Al otro día de esa lluvia de hojas, millares de refugiados, ciegamente convencidos de las “bondades” de los japoneses, abandonaron nuestros campamentos para regresar a sus destruidas casas; el número de atrocidades que se cometieron en la mañana siguiente, fue aterrador: ese día fueron muchas las mujeres violentadas, aun en presencia de sus pequeños hijitos, que gritaban de terror; personalmente, y terriblemente conmocionado, presencié asesinatos de niñas de pocos añitos, violentadas terriblemente primero y luego asesinadas a punta de bayoneta; sé de muchas familias que, encerradas en sus casas, perecieron quemadas vivas.

Por lo menos tres mil mujeres fueron atropelladas en esos días, antes que pudieran acogerse de nuevo a la protección de nuestra Zona.

El día de Año Nuevo, los jefes chinos de nuestros campamentos de refugiados recibieron la orden de acudir a la Embajada japonesa; allí les dieron la orden que, al día siguiente debía celebrarse en la ciudad un acto público y “espontaneo” de adhesión a los invasores; nadie podía resistirse; así se hizo; y los pobres refugiados chinos tuvieron que afanarse en hacer banderitas japonesas para tremolarlas con “entusiasmo” en el desfile.

El pueblo japonés”, explicaron los funcionarios de la Embajada, “se alegrará mucho al ver, en el cine, este cálido recibimiento a los soldados japoneses, por parte de los chinos”. El cinismo desvergonzado de los nipones no tenia limites.

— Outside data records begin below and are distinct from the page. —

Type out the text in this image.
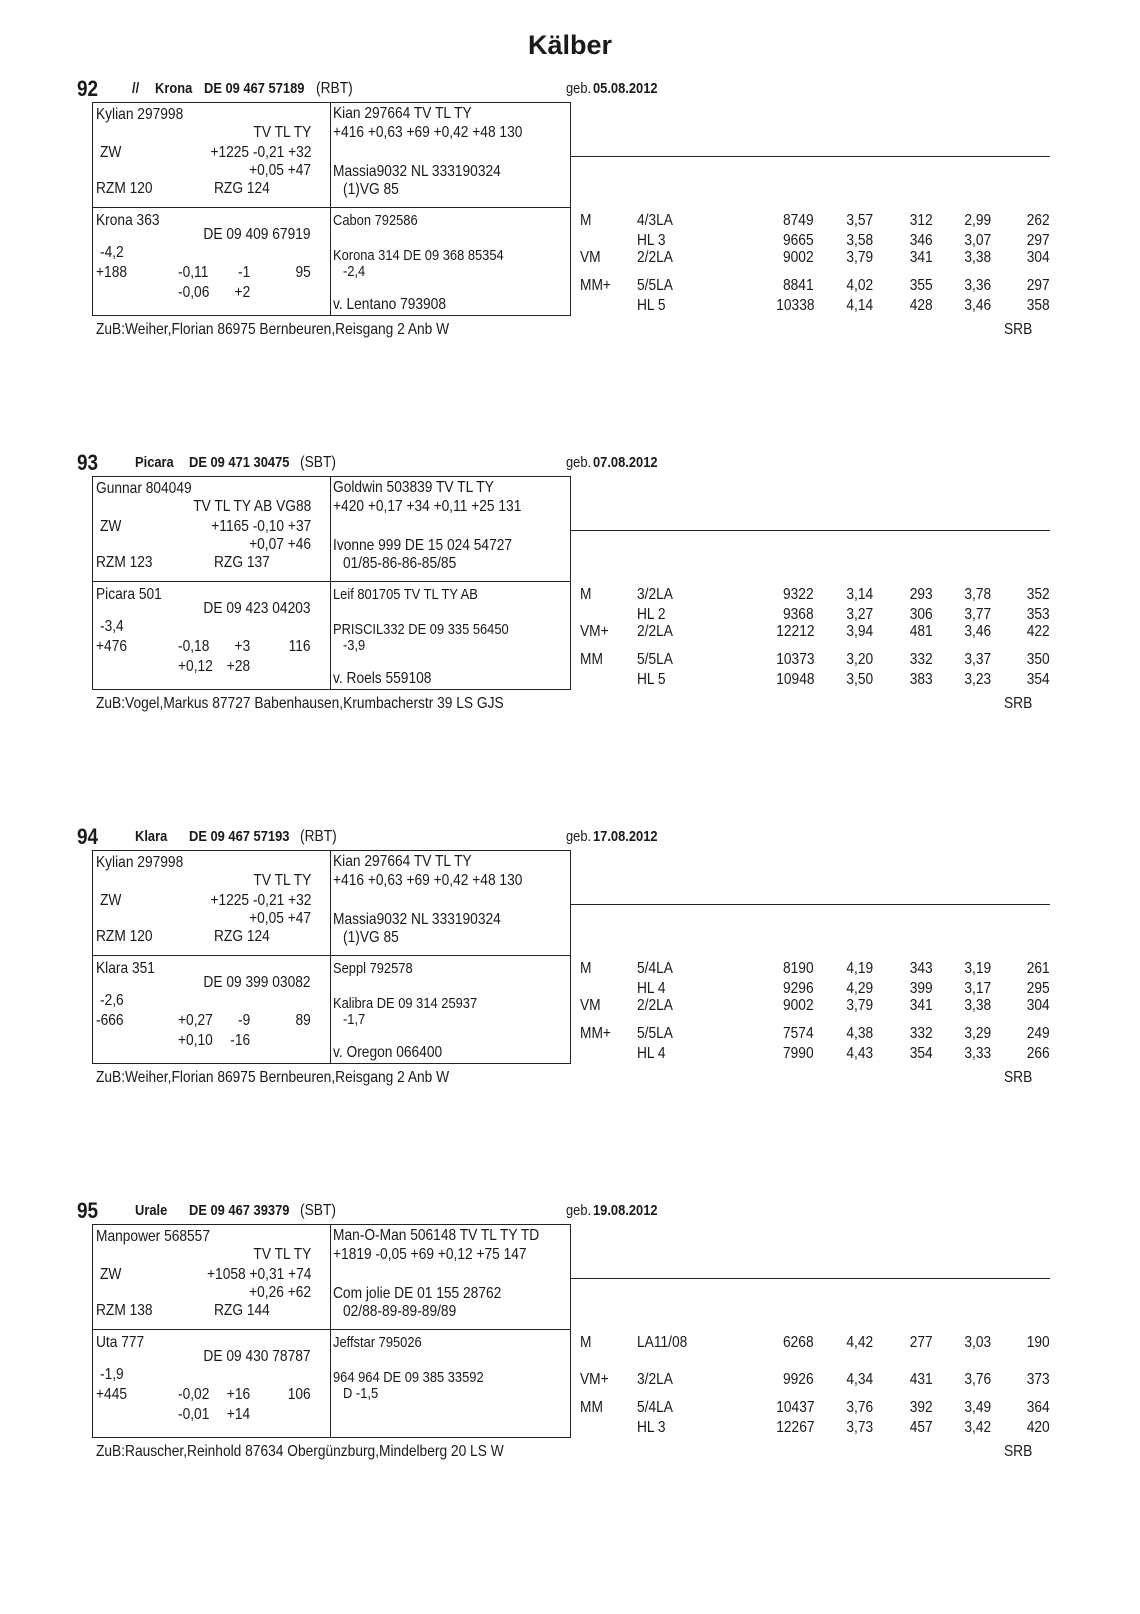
Kälber
92 // Krona DE 09 467 57189 (RBT)	geb. 05.08.2012
Kylian 297998
TV TL TY
ZW	+1225 -0,21 +32
+0,05 +47
RZM 120	RZG 124
Kian 297664 TV TL TY
+416 +0,63 +69 +0,42 +48 130
Massia9032 NL 333190324
(1)VG 85
Krona 363
DE 09 409 67919
-4,2
+188	-0,11 -1	95
-0,06 +2
Cabon 792586
Korona 314 DE 09 368 85354
-2,4
v. Lentano 793908
M	4/3LA	8749 3,57 312 2,99 262
HL 3	9665 3,58 346 3,07 297
VM 2/2LA	9002 3,79 341 3,38 304
MM+ 5/5LA	8841 4,02 355 3,36 297
HL 5	10338 4,14 428 3,46 358
ZuB:Weiher,Florian 86975 Bernbeuren,Reisgang 2 Anb W	SRB
93 Picara DE 09 471 30475 (SBT)	geb. 07.08.2012
Gunnar 804049
TV TL TY AB VG88
ZW	+1165 -0,10 +37
+0,07 +46
RZM 123	RZG 137
Goldwin 503839 TV TL TY
+420 +0,17 +34 +0,11 +25 131
Ivonne 999 DE 15 024 54727
01/85-86-86-85/85
Picara 501
DE 09 423 04203
-3,4
+476	-0,18 +3 116
+0,12 +28
Leif 801705 TV TL TY AB
PRISCIL332 DE 09 335 56450
-3,9
v. Roels 559108
M	3/2LA	9322 3,14 293 3,78 352
HL 2	9368 3,27 306 3,77 353
VM+ 2/2LA	12212 3,94 481 3,46 422
MM 5/5LA	10373 3,20 332 3,37 350
HL 5	10948 3,50 383 3,23 354
ZuB:Vogel,Markus 87727 Babenhausen,Krumbacherstr 39 LS GJS	SRB
94 Klara DE 09 467 57193 (RBT)	geb. 17.08.2012
Kylian 297998
TV TL TY
ZW	+1225 -0,21 +32
+0,05 +47
RZM 120	RZG 124
Kian 297664 TV TL TY
+416 +0,63 +69 +0,42 +48 130
Massia9032 NL 333190324
(1)VG 85
Klara 351
DE 09 399 03082
-2,6
-666	+0,27 -9	89
+0,10 -16
Seppl 792578
Kalibra DE 09 314 25937
-1,7
v. Oregon 066400
M	5/4LA	8190 4,19 343 3,19 261
HL 4	9296 4,29 399 3,17 295
VM 2/2LA	9002 3,79 341 3,38 304
MM+ 5/5LA	7574 4,38 332 3,29 249
HL 4	7990 4,43 354 3,33 266
ZuB:Weiher,Florian 86975 Bernbeuren,Reisgang 2 Anb W	SRB
95 Urale DE 09 467 39379 (SBT)	geb. 19.08.2012
Manpower 568557
TV TL TY
ZW	+1058 +0,31 +74
+0,26 +62
RZM 138	RZG 144
Man-O-Man 506148 TV TL TY TD
+1819 -0,05 +69 +0,12 +75 147
Com jolie DE 01 155 28762
02/88-89-89-89/89
Uta 777
DE 09 430 78787
-1,9
+445	-0,02 +16 106
-0,01 +14
Jeffstar 795026
964 964 DE 09 385 33592
D -1,5
M	LA11/08	6268 4,42 277 3,03 190
VM+ 3/2LA	9926 4,34 431 3,76 373
MM 5/4LA	10437 3,76 392 3,49 364
HL 3	12267 3,73 457 3,42 420
ZuB:Rauscher,Reinhold 87634 Obergünzburg,Mindelberg 20 LS W	SRB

La ola de asesinatos fue cediendo gradualmente; en el mes de marzo, una emisora de Tokio lanzó al mundo este mensaje:

- Los criminales autores de tantas muertes y de la destrucción de innumerables propiedades de Nankín, han sido capturados y ejecutados. Se ha comprobado que eran soldados desertores de las brigadas de Chiang Kai Chek; allí reina ahora la tranquilidad, y el Ejército japonés está dando de comer a 400.000 refugiados”.

Ojalá la historia puede desvelar con claridad los verdaderos alcances de la desvergüenza nipona al inculpar a los chinos, de lo que ellos mismos no pueden reconocer.